FeatureGroup.get_latest_validation_report(ge_type=True)

Return the latest validation report attached to the Feature Group if it exists.

Example

# connect to the Feature Store
fs = ...

# get the Feature Group instance
fg = fs.get_or_create_feature_group(...)

latest_val_report = fg.get_latest_validation_report()

Arguments

ge_type bool: If True returns a native Great Expectation type, Hopsworks custom type otherwise. Conversion can be performed via the to_ge_type() method on hopsworks type. Defaults to True.

Returns

ValidationReport. The latest validation report attached to the Feature Group.

Raises

hsfs.client.exceptions.RestAPIError.

[source]

get_all_validation_reports#

FeatureGroup.get_all_validation_reports(ge_type=True)

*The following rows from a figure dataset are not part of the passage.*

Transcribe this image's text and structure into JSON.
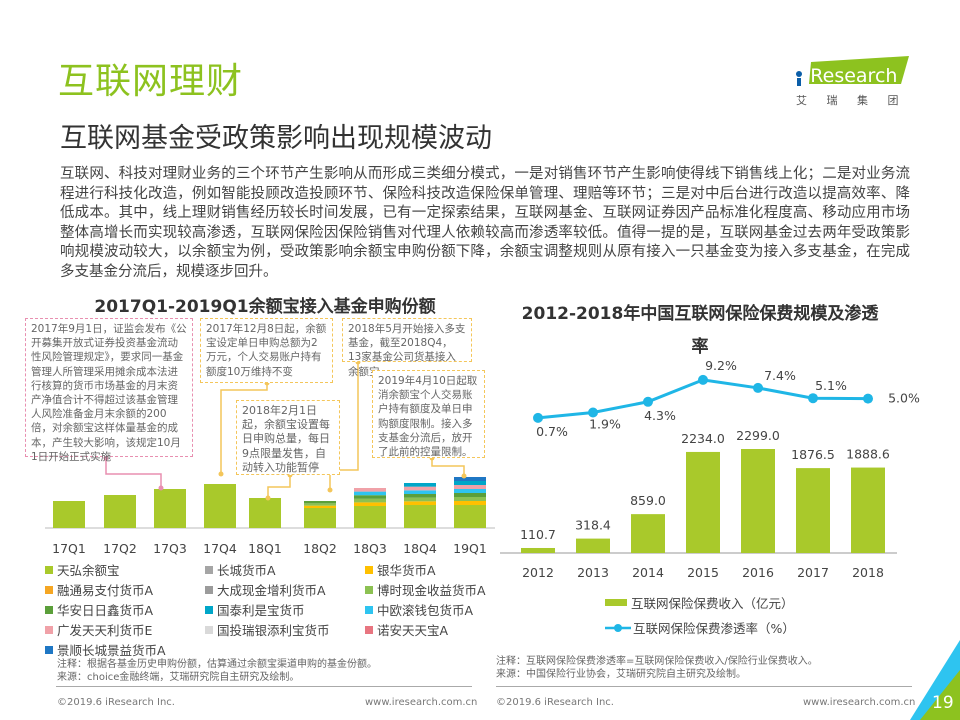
{
  "header": {
    "title": "互联网理财",
    "subtitle": "互联网基金受政策影响出现规模波动",
    "logo_text": "iResearch",
    "logo_sub": "艾 瑞 集 团"
  },
  "paragraph": "互联网、科技对理财业务的三个环节产生影响从而形成三类细分模式，一是对销售环节产生影响使得线下销售线上化；二是对业务流程进行科技化改造，例如智能投顾改造投顾环节、保险科技改造保险保单管理、理赔等环节；三是对中后台进行改造以提高效率、降低成本。其中，线上理财销售经历较长时间发展，已有一定探索结果，互联网基金、互联网证券因产品标准化程度高、移动应用市场整体高增长而实现较高渗透，互联网保险因保险销售对代理人依赖较高而渗透率较低。值得一提的是，互联网基金过去两年受政策影响规模波动较大，以余额宝为例，受政策影响余额宝申购份额下降，余额宝调整规则从原有接入一只基金变为接入多支基金，在完成多支基金分流后，规模逐步回升。",
  "left_chart": {
    "annotations": [
      "2017年9月1日，证监会发布《公开募集开放式证券投资基金流动性风险管理规定》，要求同一基金管理人所管理采用摊余成本法进行核算的货币市场基金的月末资产净值合计不得超过该基金管理人风险准备金月末余额的200倍，对余额宝这样体量基金的成本，产生较大影响，该规定10月1日开始正式实施",
      "2017年12月8日起，余额宝设定单日申购总额为2万元，个人交易账户持有额度10万维持不变",
      "2018年5月开始接入多支基金，截至2018Q4，13家基金公司货基接入余额宝",
      "2018年2月1日起，余额宝设置每日申购总量，每日9点限量发售，自动转入功能暂停",
      "2019年4月10日起取消余额宝个人交易账户持有额度及单日申购额度限制。接入多支基金分流后，放开了此前的控量限制。"
    ],
    "note": "注释：根据各基金历史申购份额，估算通过余额宝渠道申购的基金份额。",
    "source": "来源：choice金融终端，艾瑞研究院自主研究及绘制。"
  },
  "right_chart": {
    "legend_bar": "互联网保险保费收入（亿元）",
    "legend_line": "互联网保险保费渗透率（%）",
    "note": "注释：互联网保险保费渗透率=互联网保险保费收入/保险行业保费收入。",
    "source": "来源：中国保险行业协会，艾瑞研究院自主研究及绘制。"
  },
  "footer": {
    "copyright": "©2019.6 iResearch Inc.",
    "url": "www.iresearch.com.cn",
    "page": "19"
  },
  "colors": {
    "accent": "#8dc21f",
    "line": "#1fb6e6",
    "blue": "#0070c0"
  },
  "chart_data": [
    {
      "type": "bar",
      "title": "2017Q1-2019Q1余额宝接入基金申购份额",
      "stacked": true,
      "grid": false,
      "y_axis": "none",
      "categories": [
        "17Q1",
        "17Q2",
        "17Q3",
        "17Q4",
        "18Q1",
        "18Q2",
        "18Q3",
        "18Q4",
        "19Q1"
      ],
      "legend": [
        "天弘余额宝",
        "长城货币A",
        "银华货币A",
        "融通易支付货币A",
        "大成现金增利货币A",
        "博时现金收益货币A",
        "华安日日鑫货币A",
        "国泰利是宝货币",
        "中欧滚钱包货币A",
        "广发天天利货币E",
        "国投瑞银添利宝货币",
        "诺安天天宝A",
        "景顺长城景益货币A"
      ],
      "legend_colors": [
        "#a9c92b",
        "#a5a5a5",
        "#ffc000",
        "#f5a623",
        "#9b9b9b",
        "#8cc152",
        "#5b9f3a",
        "#00a6c8",
        "#2ec4f0",
        "#f0a1a8",
        "#d9d9d9",
        "#e87580",
        "#1f77c4"
      ],
      "relative_values_note": "",
      "series": [
        {
          "name": "天弘余额宝",
          "values": [
            27,
            33,
            39,
            44,
            30,
            20,
            22,
            23,
            23
          ]
        },
        {
          "name": "other",
          "values": [
            0,
            0,
            0,
            0,
            0,
            7,
            18,
            22,
            28
          ]
        }
      ]
    },
    {
      "type": "bar+line",
      "title": "2012-2018年中国互联网保险保费规模及渗透率",
      "grid": false,
      "categories": [
        "2012",
        "2013",
        "2014",
        "2015",
        "2016",
        "2017",
        "2018"
      ],
      "series": [
        {
          "name": "互联网保险保费收入（亿元）",
          "type": "bar",
          "values": [
            110.7,
            318.4,
            859.0,
            2234.0,
            2299.0,
            1876.5,
            1888.6
          ],
          "labels": [
            "110.7",
            "318.4",
            "859.0",
            "2234.0",
            "2299.0",
            "1876.5",
            "1888.6"
          ]
        },
        {
          "name": "互联网保险保费渗透率（%）",
          "type": "line",
          "values": [
            0.7,
            1.9,
            4.3,
            9.2,
            7.4,
            5.1,
            5.0
          ],
          "labels": [
            "0.7%",
            "1.9%",
            "4.3%",
            "9.2%",
            "7.4%",
            "5.1%",
            "5.0%"
          ]
        }
      ]
    }
  ]
}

Return the latest validation report attached to the feature group if it exists.

Example

# connect to the Feature Store
fs = ...

# get the Feature Group instance
fg = fs.get_or_create_feature_group(...)

val_reports = fg.get_all_validation_reports()

Arguments

ge_type bool: If True returns a native Great Expectation type, Hopsworks custom type otherwise. Conversion can be performed via the to_ge_type() method on hopsworks type. Defaults to True.

Returns

Union[List[ValidationReport], ValidationReport]. All validation reports attached to the feature group.

Raises

hsfs.client.exceptions.RestAPIError. hsfs.client.exceptions.FeatureStoreException.

Properties#

[source]

evaluation_parameters#

Evaluation parameters field of the validation report which store kwargs of the validation.

[source]

id#

Id of the validation report, set by backend.

[source]

ingestion_result#

Overall success of the validation run together with the ingestion validation policy. Indicating if dataframe was ingested or rejected.

[source]

meta#

Meta field of the validation report to store additional informations.

[source]

results#

List of expectation results obtained after validation.

[source]

statistics#

Statistics field of the validation report which store overall statistics about the validation result, e.g number of failing/successful expectations.

[source]

success#

Overall success of the validation step

Methods#

[source]

from_response_json#

ValidationReport.from_response_json(json_dict)

[source]

json#

ValidationReport.json()

[source]

to_dict#

ValidationReport.to_dict()

[source]

to_ge_type#

ValidationReport.to_ge_type()

[source]

to_json_dict#

ValidationReport.to_json_dict()